Unbeknown to them at the supper where Jesus is speaking, a few days after his crucifixion Jesus would rise from the dead and they would see him again, at least for a short time. Then, after that, it will be all different: they would see him no longer. They wouldn’t have him physically there with them when they needed to ask for advice as problems arose; or feel his comforting and healing touch when they hurt, or when someone they loved was sick; or hear his voice, speaking words of forgiveness when they needed to be freed from guilt.
Jesus was sensitive to the sense of loss they were about to endure. He was telling them quite clearly, “It’s just not going to be the same.” He knew they couldn’t make it on their own. Their human courage, like ours, just wouldn’t be enough – they’d need continued support to spread Jesus’ message after he was gone.
So, Jesus makes a FANTASTIC, and unbelievable promise: He is going to the Father and he will send the Holy Spirit to guide them as they face new challenges. There’ll be new issues and suffering for what they believe but they will become aware of Jesus’ abiding presence even though they cannot physically see, hear, or touch him.
We may be 2000 years away from those disciples around the table with Jesus that night; but we too have experienced loss and need. We have said many goodbyes to family and community members. We’ve experienced big changes in our lives (even if we did not know life before Vatican II) There have been times when we’ve needed to be strong ourselves and for others: times of grave illness, worry over a troubled or addicted loved one, sorrow over a broken relationship or an uncertain future..

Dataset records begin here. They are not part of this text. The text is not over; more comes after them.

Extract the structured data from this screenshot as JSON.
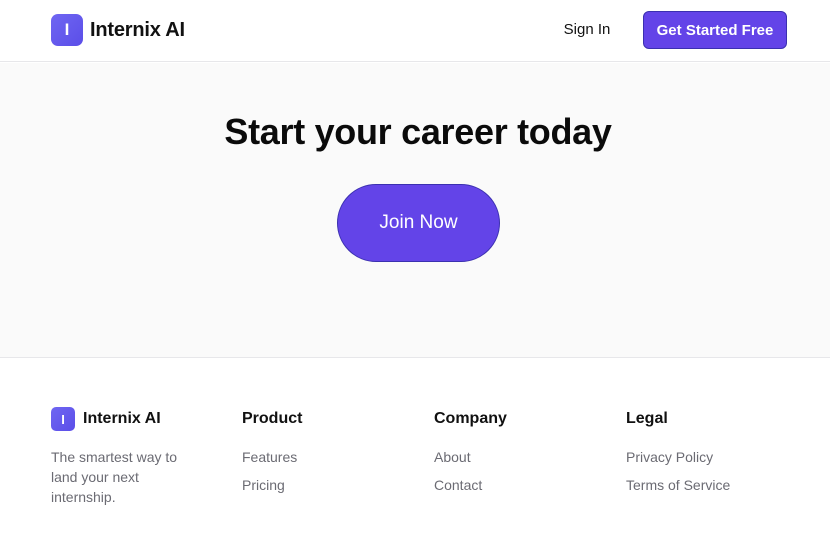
{
  "brand": {
    "initial": "I",
    "name": "Internix AI"
  },
  "header": {
    "signin_label": "Sign In",
    "cta_label": "Get Started Free"
  },
  "hero": {
    "title": "Start your career today",
    "button_label": "Join Now"
  },
  "footer": {
    "tagline": "The smartest way to land your next internship.",
    "columns": [
      {
        "heading": "Product",
        "links": [
          "Features",
          "Pricing"
        ]
      },
      {
        "heading": "Company",
        "links": [
          "About",
          "Contact"
        ]
      },
      {
        "heading": "Legal",
        "links": [
          "Privacy Policy",
          "Terms of Service"
        ]
      }
    ]
  },
  "colors": {
    "accent": "#6344e8",
    "hero_bg": "#fafafa",
    "muted_text": "#6b6b73"
  }
}
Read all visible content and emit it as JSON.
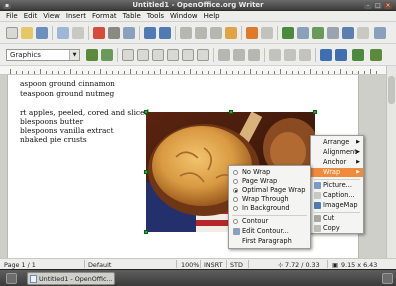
{
  "window": {
    "title": "Untitled1 - OpenOffice.org Writer"
  },
  "menubar": [
    "File",
    "Edit",
    "View",
    "Insert",
    "Format",
    "Table",
    "Tools",
    "Window",
    "Help"
  ],
  "toolbar": {
    "style_value": "Graphics"
  },
  "document": {
    "lines": [
      "aspoon ground cinnamon",
      "teaspoon ground nutmeg",
      "rt apples, peeled, cored and sliced",
      "blespoons butter",
      "blespoons vanilla extract",
      "nbaked pie crusts"
    ]
  },
  "context_menu": {
    "items": [
      {
        "label": "Arrange",
        "submenu": true
      },
      {
        "label": "Alignment",
        "submenu": true
      },
      {
        "label": "Anchor",
        "submenu": true
      },
      {
        "label": "Wrap",
        "submenu": true,
        "highlighted": true
      },
      {
        "label": "Picture..."
      },
      {
        "label": "Caption..."
      },
      {
        "label": "ImageMap"
      },
      {
        "label": "Cut"
      },
      {
        "label": "Copy"
      }
    ]
  },
  "wrap_submenu": {
    "items": [
      {
        "label": "No Wrap",
        "type": "radio",
        "checked": false
      },
      {
        "label": "Page Wrap",
        "type": "radio",
        "checked": false
      },
      {
        "label": "Optimal Page Wrap",
        "type": "radio",
        "checked": true
      },
      {
        "label": "Wrap Through",
        "type": "radio",
        "checked": false
      },
      {
        "label": "In Background",
        "type": "radio",
        "checked": false
      },
      {
        "label": "Contour",
        "type": "radio",
        "checked": false
      },
      {
        "label": "Edit Contour..."
      },
      {
        "label": "First Paragraph"
      }
    ]
  },
  "statusbar": {
    "page": "Page 1 / 1",
    "style": "Default",
    "zoom": "100%",
    "mode": "INSRT",
    "selection": "STD",
    "position": "7.72 / 0.33",
    "size": "9.15 x 6.43"
  },
  "taskbar": {
    "item": "Untitled1 - OpenOffic..."
  },
  "colors": {
    "highlight": "#f08a3c",
    "selection_handle": "#1eb52b"
  }
}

Those are the times when we’ve known: “It’s just not going to be the same.” And it wasn’t. God sends us curved balls when we least expect it. But, like a skilled ball player we can still hit a home run. God gives us the strength to stay faithful; the wisdom to maneuver life’s many twists and turns.
Our duty, our challenge, then, is to believe, to trust that we have the Spirit with us – in Word, the Eucharist, in each other – to believe Jesus has kept his promise to give us the gift of the Spirit – an abiding, permanent dwelling with each of us – Or, as Jesus said, the “Advocate” – a word that means counselor, consoler and mediator – the divine energy that binds us together with one another, and all to God.
A wise person shared this truism: in life we’re either entering difficulty, going through it, or coming out of it. There are points along the journey when the way forward is unclear – when all we know for certain is: “it’s not going to be the same.”
This prayer written by Thomas Merton, speaks to me when all I do know is: “it’s not going to be the same.”
“My Lord God, I have no idea where I am going. I do not see the road ahead of me. I cannot know for certain where it will end. Nor do I really know myself, and the fact that I think that I am following your will does not mean that I am actually doing so. But I believe that the desire to please you does in fact please you. And I hope I have that desire in all that I am doing. I hope that I will never do anything apart from that desire. And I know that if I do this you will lead me by the right road though I may know nothing about it. Therefore will I trust you always though I may seem to be lost and in the shadow of death. I will not fear, for you are ever with me, and you will never leave me to face my perils alone.”